HUD Report Notes ‘Credit Invisibility’ Among Assisted Households
HUD and the Policy and Economic Research Council, in a new study examining reporting rent payments to credit reporting agencies, said while rent payment performance can improve both credit visibility and the fraction of tenants with credit scores above 620, it also shows that many public housing tenants continue to have subprime credit scores that can limit their housing choices and their ability to obtain insurance.
Additionally, the report said low credit scores substantially limit tenant choice on where they search for private rental housing and that tenants are motivated to improve their credit, receive financial education and take advantage of available credit counseling.

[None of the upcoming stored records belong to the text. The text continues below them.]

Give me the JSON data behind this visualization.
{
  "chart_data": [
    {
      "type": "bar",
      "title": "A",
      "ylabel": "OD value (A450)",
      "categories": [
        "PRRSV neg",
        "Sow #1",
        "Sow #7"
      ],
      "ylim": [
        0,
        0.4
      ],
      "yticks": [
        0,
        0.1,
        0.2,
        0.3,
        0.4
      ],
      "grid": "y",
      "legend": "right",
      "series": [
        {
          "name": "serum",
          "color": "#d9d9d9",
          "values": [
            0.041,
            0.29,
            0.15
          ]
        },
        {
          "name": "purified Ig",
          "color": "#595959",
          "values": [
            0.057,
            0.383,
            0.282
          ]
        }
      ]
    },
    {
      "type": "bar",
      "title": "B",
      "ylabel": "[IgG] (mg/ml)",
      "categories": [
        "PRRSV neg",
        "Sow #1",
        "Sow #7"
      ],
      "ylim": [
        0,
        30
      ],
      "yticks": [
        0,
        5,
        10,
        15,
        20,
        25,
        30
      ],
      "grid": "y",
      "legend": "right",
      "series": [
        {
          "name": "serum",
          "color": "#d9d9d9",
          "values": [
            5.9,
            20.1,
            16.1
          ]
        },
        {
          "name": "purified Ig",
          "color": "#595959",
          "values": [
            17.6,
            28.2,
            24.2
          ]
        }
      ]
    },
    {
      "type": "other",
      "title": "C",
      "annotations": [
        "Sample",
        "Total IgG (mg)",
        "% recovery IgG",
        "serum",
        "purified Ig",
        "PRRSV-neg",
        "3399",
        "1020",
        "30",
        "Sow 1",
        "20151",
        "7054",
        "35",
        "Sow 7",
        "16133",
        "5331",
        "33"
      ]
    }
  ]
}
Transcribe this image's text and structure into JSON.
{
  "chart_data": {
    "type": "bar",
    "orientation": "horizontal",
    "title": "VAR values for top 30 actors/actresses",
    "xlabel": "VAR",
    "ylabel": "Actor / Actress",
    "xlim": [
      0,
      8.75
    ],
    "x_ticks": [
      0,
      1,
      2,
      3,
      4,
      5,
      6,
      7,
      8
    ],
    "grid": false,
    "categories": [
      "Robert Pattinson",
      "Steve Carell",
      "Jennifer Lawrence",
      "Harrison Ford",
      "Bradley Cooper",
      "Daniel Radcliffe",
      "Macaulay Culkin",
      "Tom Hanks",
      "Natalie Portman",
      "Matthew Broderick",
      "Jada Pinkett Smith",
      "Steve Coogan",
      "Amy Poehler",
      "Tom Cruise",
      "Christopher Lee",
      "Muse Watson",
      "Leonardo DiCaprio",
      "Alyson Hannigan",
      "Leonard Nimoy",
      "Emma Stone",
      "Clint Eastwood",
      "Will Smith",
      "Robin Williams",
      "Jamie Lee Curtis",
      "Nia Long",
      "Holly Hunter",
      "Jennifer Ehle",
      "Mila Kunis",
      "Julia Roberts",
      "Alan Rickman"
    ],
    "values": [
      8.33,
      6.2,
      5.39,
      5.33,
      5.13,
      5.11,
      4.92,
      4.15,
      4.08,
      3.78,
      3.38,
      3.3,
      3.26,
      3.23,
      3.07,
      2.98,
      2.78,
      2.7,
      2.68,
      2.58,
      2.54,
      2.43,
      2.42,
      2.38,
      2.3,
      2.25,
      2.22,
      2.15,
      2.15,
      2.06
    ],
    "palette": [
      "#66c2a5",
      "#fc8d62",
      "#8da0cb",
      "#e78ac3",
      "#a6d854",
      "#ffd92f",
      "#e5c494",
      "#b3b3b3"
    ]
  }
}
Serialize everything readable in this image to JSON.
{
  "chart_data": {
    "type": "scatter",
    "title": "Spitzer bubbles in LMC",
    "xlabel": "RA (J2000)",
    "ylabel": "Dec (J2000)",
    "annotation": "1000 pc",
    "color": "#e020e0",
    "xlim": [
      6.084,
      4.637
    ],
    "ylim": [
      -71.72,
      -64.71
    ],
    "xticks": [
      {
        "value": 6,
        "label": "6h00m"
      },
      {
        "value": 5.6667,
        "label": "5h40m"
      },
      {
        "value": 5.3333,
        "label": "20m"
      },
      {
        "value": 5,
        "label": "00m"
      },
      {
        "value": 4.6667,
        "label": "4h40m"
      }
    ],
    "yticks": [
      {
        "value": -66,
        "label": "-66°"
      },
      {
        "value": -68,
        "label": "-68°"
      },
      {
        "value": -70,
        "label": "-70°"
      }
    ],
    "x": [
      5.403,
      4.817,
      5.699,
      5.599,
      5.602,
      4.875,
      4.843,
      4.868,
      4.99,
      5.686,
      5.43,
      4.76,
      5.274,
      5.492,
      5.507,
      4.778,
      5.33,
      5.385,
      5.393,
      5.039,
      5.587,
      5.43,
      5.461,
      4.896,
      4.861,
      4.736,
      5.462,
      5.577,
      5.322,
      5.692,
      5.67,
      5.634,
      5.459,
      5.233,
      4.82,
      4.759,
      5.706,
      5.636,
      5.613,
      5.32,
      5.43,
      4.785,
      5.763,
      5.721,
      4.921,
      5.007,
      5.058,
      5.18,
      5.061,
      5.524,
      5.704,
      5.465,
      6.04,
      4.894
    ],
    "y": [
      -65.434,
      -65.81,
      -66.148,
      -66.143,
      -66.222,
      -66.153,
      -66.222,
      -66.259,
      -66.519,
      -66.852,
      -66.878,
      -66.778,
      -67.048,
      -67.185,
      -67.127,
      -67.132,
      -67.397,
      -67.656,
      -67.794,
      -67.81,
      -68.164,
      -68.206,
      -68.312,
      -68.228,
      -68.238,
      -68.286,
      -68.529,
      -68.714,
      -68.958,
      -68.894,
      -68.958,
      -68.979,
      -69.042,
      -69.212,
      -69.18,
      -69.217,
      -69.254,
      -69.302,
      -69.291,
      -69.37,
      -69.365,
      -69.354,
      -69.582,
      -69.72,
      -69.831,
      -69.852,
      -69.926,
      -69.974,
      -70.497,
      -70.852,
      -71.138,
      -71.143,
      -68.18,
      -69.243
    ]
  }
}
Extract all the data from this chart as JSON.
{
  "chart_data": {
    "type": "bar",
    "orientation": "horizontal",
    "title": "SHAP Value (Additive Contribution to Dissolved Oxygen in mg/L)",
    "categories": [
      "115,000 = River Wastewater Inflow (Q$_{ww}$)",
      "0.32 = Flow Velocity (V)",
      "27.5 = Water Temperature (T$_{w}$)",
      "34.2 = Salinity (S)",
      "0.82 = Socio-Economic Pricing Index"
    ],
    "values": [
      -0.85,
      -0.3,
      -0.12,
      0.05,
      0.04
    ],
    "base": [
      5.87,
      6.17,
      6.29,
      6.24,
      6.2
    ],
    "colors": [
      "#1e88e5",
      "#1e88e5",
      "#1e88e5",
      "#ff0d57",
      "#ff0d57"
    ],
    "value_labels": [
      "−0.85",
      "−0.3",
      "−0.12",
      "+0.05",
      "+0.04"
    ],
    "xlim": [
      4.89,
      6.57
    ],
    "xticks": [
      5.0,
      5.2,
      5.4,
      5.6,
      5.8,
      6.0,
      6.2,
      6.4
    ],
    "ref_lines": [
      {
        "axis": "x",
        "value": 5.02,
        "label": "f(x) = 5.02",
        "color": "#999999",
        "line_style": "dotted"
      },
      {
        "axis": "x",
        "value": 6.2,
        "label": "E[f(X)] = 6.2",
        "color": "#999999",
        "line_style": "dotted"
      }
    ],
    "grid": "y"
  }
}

The study, Potential Impacts of Credit Reporting Public Housing Rental Payment Data, examined rental data from three Public Housing Authorities: The Housing Authority of Cook County, Ill.; the Louisville, Ky. Metro Housing Authority; and the Seattle Housing Authority. HUD and PERC examined how reporting rent payments made by thousands of HUD-assisted households to nationwide consumer reporting agencies would impact the credit ratings of these families. The study also sought to determine whether reporting rent payments to consumer credit reporting companies would overcome the problem of ‘credit invisibility.’
The study noted landlords and property management groups regularly use credit checks to make determinations about renting to potential tenants and many employers incorporate credit checks in hiring decisions. A low credit score or credit invisibility can thusly limit housing choice and employment opportunity for low-income families.
“Rent is the largest monthly recurring expense that many households pay and reporting it can be a powerful way to reduce credit invisibility,” said Seth Appleton, HUD Assistant Secretary for Policy Development and Research, saying the study “will excite a new conversation about the need for focusing on improving the credit of low-income families, and how on time rent payment is an important way to show credit-worthiness.”
Report co-author and PERC President Michael Turner noted 53 million people in the U.S. have sparse or no credit history that can lead to a credit “Catch 22.”
“In order to qualify for credit, you must already have credit,” Turner said. “This study shows a path to affordable mainstream credit for many HUD-assisted tenants and renters of all types by leveraging rental payment data.”
The study analyzed credit scores (from Experian and TransUnion) of more than 9,000 HUD-assisted households using credit risk models from FICO and VantageScore. Reporting rental payment data resulted in a significant increase in the number of HUD-assisted tenants with credit scores above 620 between 54 and 65 percent. In addition, the inclusion of rental payment data nearly eliminated credit invisibility among HUD-assisted tenants. In one risk model, the rate of ‘unscoreable’ tenants fell from 49-to-seven percent; in another risk model, the share of tenants with little or no credit history fell from 11-to-zero percent.